Pour le coup, ce petit arc plein comme un œuf est un bon exemple de la tactique d’infiltration de Nocenti sur la série.
Plutôt que d’effectuer une rupture brutale de ton ou de s’en prendre frontalement aux aspects du personnage sur lesquels sa vision diverge de ses prédecesseurs, elle les fait siens et les confrontent à d’autres éléments afin d’emmener le personnage vers sa sensibilité propre.

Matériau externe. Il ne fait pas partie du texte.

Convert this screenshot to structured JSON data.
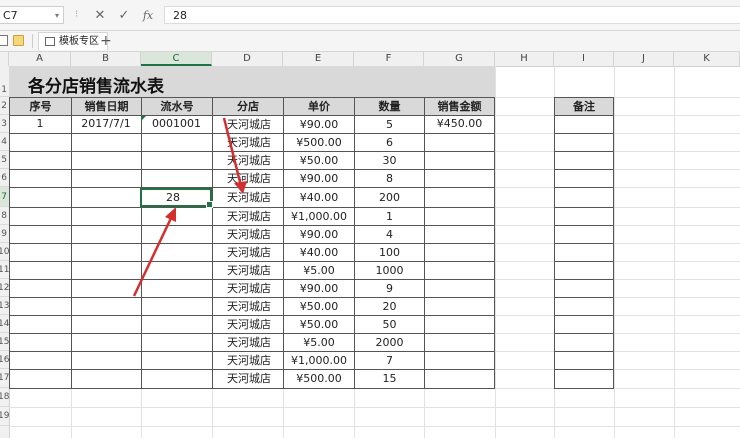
{
  "formula_bar": {
    "name_box": "C7",
    "cancel_icon": "✕",
    "confirm_icon": "✓",
    "fx_label": "fx",
    "formula_value": "28"
  },
  "tabs": {
    "doc_icon": "document-icon",
    "folder_icon": "folder-icon",
    "template_tab_label": "模板专区",
    "add_tab_label": "+"
  },
  "columns": [
    "A",
    "B",
    "C",
    "D",
    "E",
    "F",
    "G",
    "H",
    "I",
    "J",
    "K"
  ],
  "rows": [
    "1",
    "2",
    "3",
    "4",
    "5",
    "6",
    "7",
    "8",
    "9",
    "10",
    "11",
    "12",
    "13",
    "14",
    "15",
    "16",
    "17",
    "18",
    "19"
  ],
  "sheet": {
    "title": "各分店销售流水表",
    "headers": {
      "seq": "序号",
      "date": "销售日期",
      "serial": "流水号",
      "store": "分店",
      "price": "单价",
      "qty": "数量",
      "amount": "销售金额",
      "note": "备注"
    },
    "first_row": {
      "seq": "1",
      "date": "2017/7/1",
      "serial": "0001001",
      "amount": "¥450.00"
    },
    "active_cell_value": "28",
    "records": [
      {
        "store": "天河城店",
        "price": "¥90.00",
        "qty": "5"
      },
      {
        "store": "天河城店",
        "price": "¥500.00",
        "qty": "6"
      },
      {
        "store": "天河城店",
        "price": "¥50.00",
        "qty": "30"
      },
      {
        "store": "天河城店",
        "price": "¥90.00",
        "qty": "8"
      },
      {
        "store": "天河城店",
        "price": "¥40.00",
        "qty": "200"
      },
      {
        "store": "天河城店",
        "price": "¥1,000.00",
        "qty": "1"
      },
      {
        "store": "天河城店",
        "price": "¥90.00",
        "qty": "4"
      },
      {
        "store": "天河城店",
        "price": "¥40.00",
        "qty": "100"
      },
      {
        "store": "天河城店",
        "price": "¥5.00",
        "qty": "1000"
      },
      {
        "store": "天河城店",
        "price": "¥90.00",
        "qty": "9"
      },
      {
        "store": "天河城店",
        "price": "¥50.00",
        "qty": "20"
      },
      {
        "store": "天河城店",
        "price": "¥50.00",
        "qty": "50"
      },
      {
        "store": "天河城店",
        "price": "¥5.00",
        "qty": "2000"
      },
      {
        "store": "天河城店",
        "price": "¥1,000.00",
        "qty": "7"
      },
      {
        "store": "天河城店",
        "price": "¥500.00",
        "qty": "15"
      }
    ]
  },
  "colors": {
    "accent_green": "#217346",
    "header_fill": "#d9d9d9",
    "annotation_arrow": "#d32f2f"
  }
}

Ainsi, cette histoire possède plein d’aspects « milleriens » avec une histoire urbaine en diable, un serial killer dérangé en droite lignée du Victor du graphic novel Love & War, des bas fonds craspecs où traîne toute la lie de l’humanité dans tous les sens du terme, un DD qui fait usage de ses poings, un parent célibataire élevant un enfant « handicapé »…
Mais derrière ce vernis qui pourrait faire croire à une histoire grim n’ gritty digne du Punisher de l’époque, elle questionne aussi les apports de Miller à la série et son héritage, qu’il soit volontaire ou non.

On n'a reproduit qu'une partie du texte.